Legislative response to shifting egg industry is a bit cracked

A worker removes a cracked egg from an Iowa production line in this 2010 file photo.  (The Gazette)
A worker removes a cracked egg from an Iowa production line in this 2010 file photo. (The Gazette)

Iowa may soon deliver a historic victory for factory farms.

If House File 2408 earns the governor’s signature, grocery stores now carrying “conventional eggs” would be required to continue stocking them, if they also want to offer “specialty eggs.” The rule only applies to grocery stores participating in the federal Women, Infants and Children program, known as WIC.

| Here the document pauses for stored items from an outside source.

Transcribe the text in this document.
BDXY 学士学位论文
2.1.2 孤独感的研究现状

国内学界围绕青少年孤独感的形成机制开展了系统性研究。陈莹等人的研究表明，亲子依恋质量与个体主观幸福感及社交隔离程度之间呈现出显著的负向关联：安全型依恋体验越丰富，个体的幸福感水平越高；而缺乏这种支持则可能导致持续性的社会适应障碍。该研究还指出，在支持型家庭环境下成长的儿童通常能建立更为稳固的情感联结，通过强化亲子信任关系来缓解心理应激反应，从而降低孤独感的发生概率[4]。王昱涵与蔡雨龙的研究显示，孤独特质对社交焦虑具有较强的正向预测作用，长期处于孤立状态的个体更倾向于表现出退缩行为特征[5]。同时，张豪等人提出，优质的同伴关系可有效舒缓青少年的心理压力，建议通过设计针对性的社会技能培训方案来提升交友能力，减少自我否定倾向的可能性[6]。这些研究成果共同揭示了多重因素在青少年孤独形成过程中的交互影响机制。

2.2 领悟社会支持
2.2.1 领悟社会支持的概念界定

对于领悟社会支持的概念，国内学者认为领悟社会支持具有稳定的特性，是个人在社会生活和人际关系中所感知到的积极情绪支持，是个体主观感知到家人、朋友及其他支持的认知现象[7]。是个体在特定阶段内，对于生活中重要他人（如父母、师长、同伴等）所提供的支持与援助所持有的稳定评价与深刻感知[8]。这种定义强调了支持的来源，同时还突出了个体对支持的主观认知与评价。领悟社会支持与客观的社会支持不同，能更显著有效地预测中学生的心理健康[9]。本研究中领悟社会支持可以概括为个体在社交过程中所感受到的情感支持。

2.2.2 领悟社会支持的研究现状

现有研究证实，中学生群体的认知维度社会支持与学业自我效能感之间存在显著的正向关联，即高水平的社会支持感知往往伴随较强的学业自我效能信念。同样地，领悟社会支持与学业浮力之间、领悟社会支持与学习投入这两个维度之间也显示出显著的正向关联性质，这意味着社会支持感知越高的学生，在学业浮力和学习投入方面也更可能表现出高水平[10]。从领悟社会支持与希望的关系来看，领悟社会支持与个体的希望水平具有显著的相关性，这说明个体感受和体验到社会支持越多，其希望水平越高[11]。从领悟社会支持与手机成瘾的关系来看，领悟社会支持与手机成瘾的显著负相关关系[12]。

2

The legislation cleared the Iowa House and Iowa Senate this year relying mostly on Republican votes, but with a few members of each party crossing the political aisle.

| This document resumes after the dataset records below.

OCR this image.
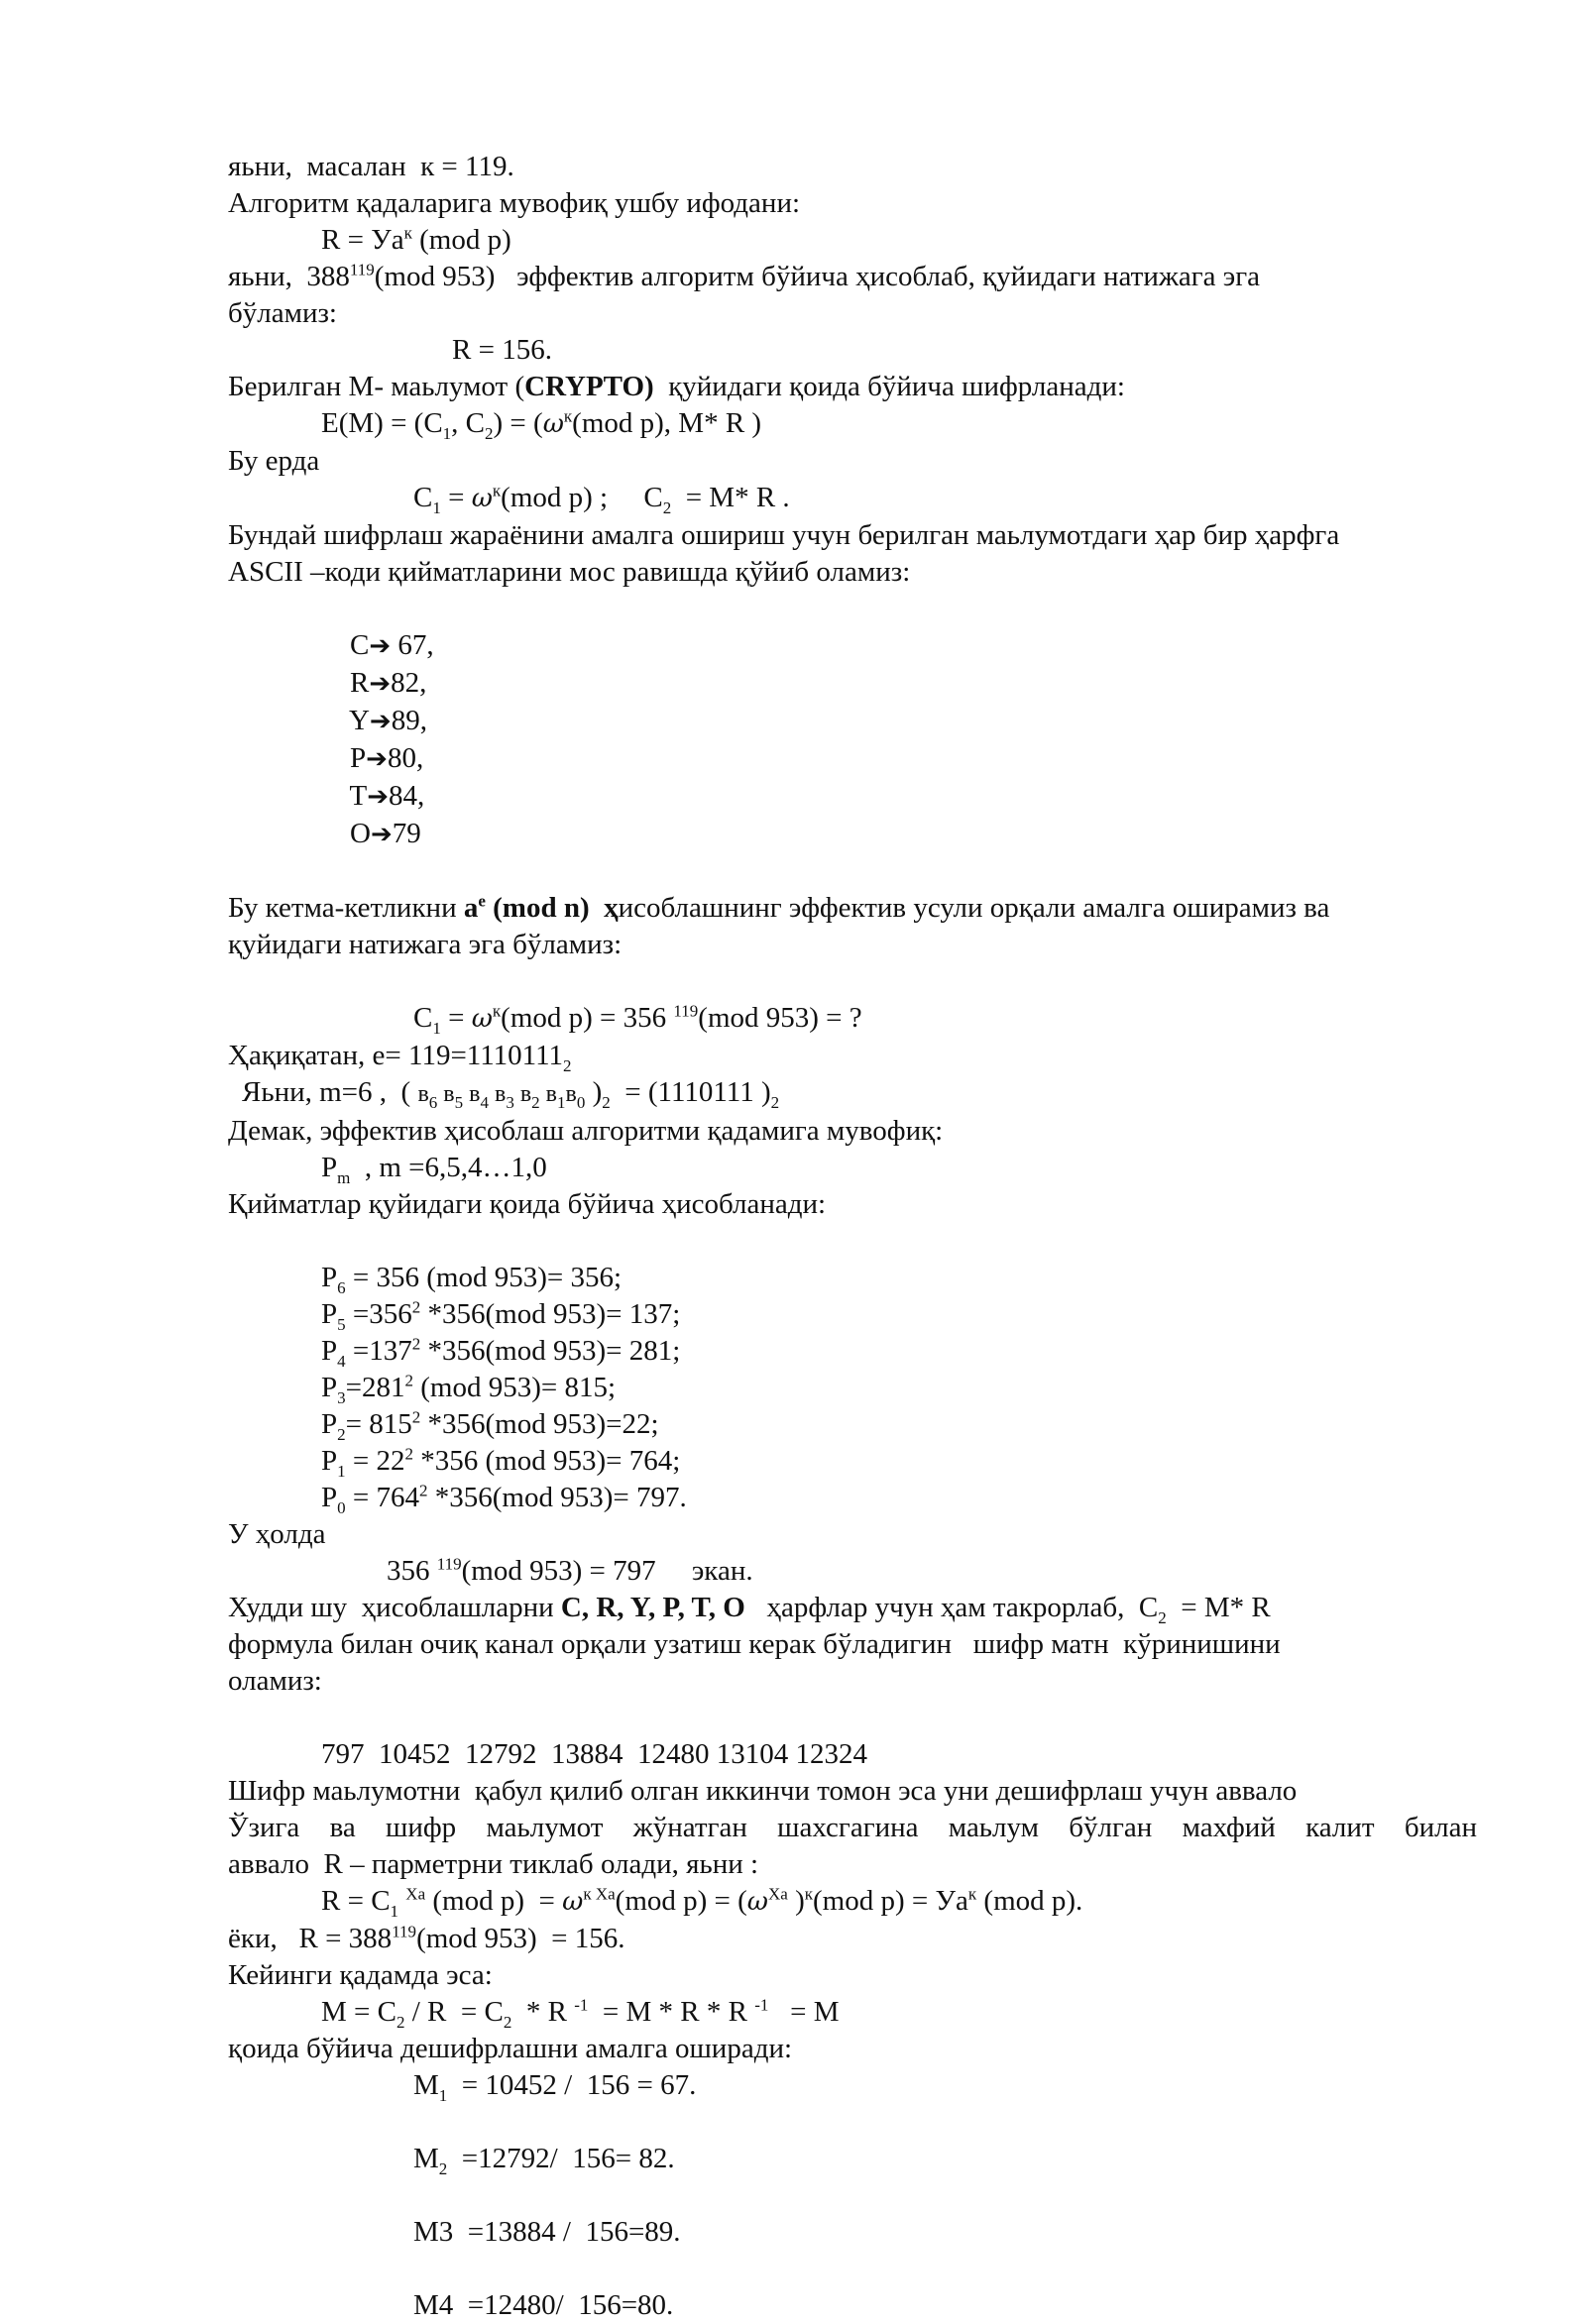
яьни,  масалан  к = 119.
Алгоритм қадаларига мувофиқ ушбу ифодани:
$R = Уа^к$ (mod p)
яьни,  $388^{119}(mod$ 953)   эффектив алгоритм бўйича ҳисоблаб, қуйидаги натижага эга
бўламиз:
R = 156.
Берилган М- маьлумот (CRYPTO)  қуйидаги қоида бўйича шифрланади:
$E(M) = (C_1$, $C_2) = (\omega^к(mod$ p), M* R )
Бу ерда
$C_1 = \omega^к(mod$ p) ;     $C_2 = M*$ R .
Бундай шифрлаш жараёнини амалга ошириш учун берилган маьлумотдаги ҳар бир ҳарфга
ASCII –коди қийматларини мос равишда қўйиб оламиз:

C➔ 67,
R➔82,
Y➔89,
P➔80,
T➔84,
O➔79

Бу кетма-кетликни $a^e$ (mod n)  ҳисоблашнинг эффектив усули орқали амалга оширамиз ва
қуйидаги натижага эга бўламиз:
$C_1 = \omega^к(mod$ p) = 356 $^{119}$(mod 953) = ?
Ҳақиқатан, $e= 119=1110111_2$
Яьни, m=6 ,  ( $в_6$ $в_5$ $в_4$ $в_3$ $в_2$ $в_1в_0$ )$_2 = (1110111$ )$_2$
Демак, эффектив ҳисоблаш алгоритми қадамига мувофиқ:
$P_m$  , m =6,5,4…1,0
Қийматлар қуйидаги қоида бўйича ҳисобланади:
$P_6 = 356$ (mod 953)= 356;
$P_5 =356^2$ *356(mod 953)= 137;
$P_4 =137^2$ *356(mod 953)= 281;
$P_3=281^2$ (mod 953)= 815;
$P_2= 815^2$ *356(mod 953)=22;
$P_1 = 22^2$ *356 (mod 953)= 764;
$P_0 = 764^2$ *356(mod 953)= 797.
У ҳолда
356 $^{119}$(mod 953) = 797     экан.
Худди шу  ҳисоблашларни C, R, Y, P, T, O   ҳарфлар учун ҳам такрорлаб,  $C_2 = M*$ R
формула билан очиқ канал орқали узатиш керак бўладигин   шифр матн  кўринишини
оламиз:
797  10452  12792  13884  12480 13104 12324
Шифр маьлумотни  қабул қилиб олган иккинчи томон эса уни дешифрлаш учун аввало
Ўзига ва шифр маьлумот жўнатган шахсгагина маьлум бўлган махфий калит билан
аввало  R – парметрни тиклаб олади, яьни :
$R = C_1$ $^{Xa}$ (mod $p) = \omega^{к Xa}(mod$ $p) = (\omega^{Xa}$ )$^к$(mod $p) = Уа^к$ (mod p).
ёки,   $R = 388^{119}(mod$ 953)  = 156.
Кейинги қадамда эса:
$M = C_2 / R = C_2 * R$ $^{-1}$  = M * R * R $^{-1}$   = M
қоида бўйича дешифрлашни амалга оширади:
$M_1 = 10452 / 156 = 67$.
$M_2 =12792/$  156= 82.
M3  =13884 /  156=89.
M4  =12480/  156=80.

Specialty eggs, according to lawmakers, include those marketed as cage-free, free-range or enriched colony eggs — all of which are seen by animal welfare activists as more humane ways to raise chickens — and conventional eggs are everything else. The Iowa Department of Inspections and Appeals is required to adopt new rules for enforcing the regulation.

Imagine the conservative response if the roles were reversed and Democrats mandated stores carry specialty eggs. Republicans would rightly be outraged at the infringement on private enterprise.

“This really is direct interference with the marketplace, with merchants’ ability to choose what products they will or will not offer based on their consumers’ reactions,” Sen. Herman Quirmbach, D-Ames, said on the Senate floor this week.

Agriculture is a strong force in Iowa politics. Our state is the nation’s biggest egg producer, with nearly twice as many hens as any other state, according to the American Egg Board.

Still, there did not appear to be a significant advocacy effort behind the egg bill. Lobbyists from just two organizations filed support for the Senate bill before this week’s vote, the Iowa Poultry Association and Iowans for Consumer Choice.


This is an issue the free market is fully equipped to handle, without help from meddling state legislators.

Several major food sellers have announced plans in recent years to transition to cage-free eggs. For example, Hy-Vee announced in 2016 it would start using only cage-free eggs in its restaurants, with plans to offer only cage-free eggs to grocery shoppers by 2022.

“We need time to evaluate how moving to 100 percent cage-free eggs will financially impact our customers, especially those who rely on the value eggs bring to a tight budget,” company officials wrote two years ago.

Iowa farmers have been feeding the world for decades because they grow food people want to buy. Their economic future depends on their ability to meet that demand, not on government action.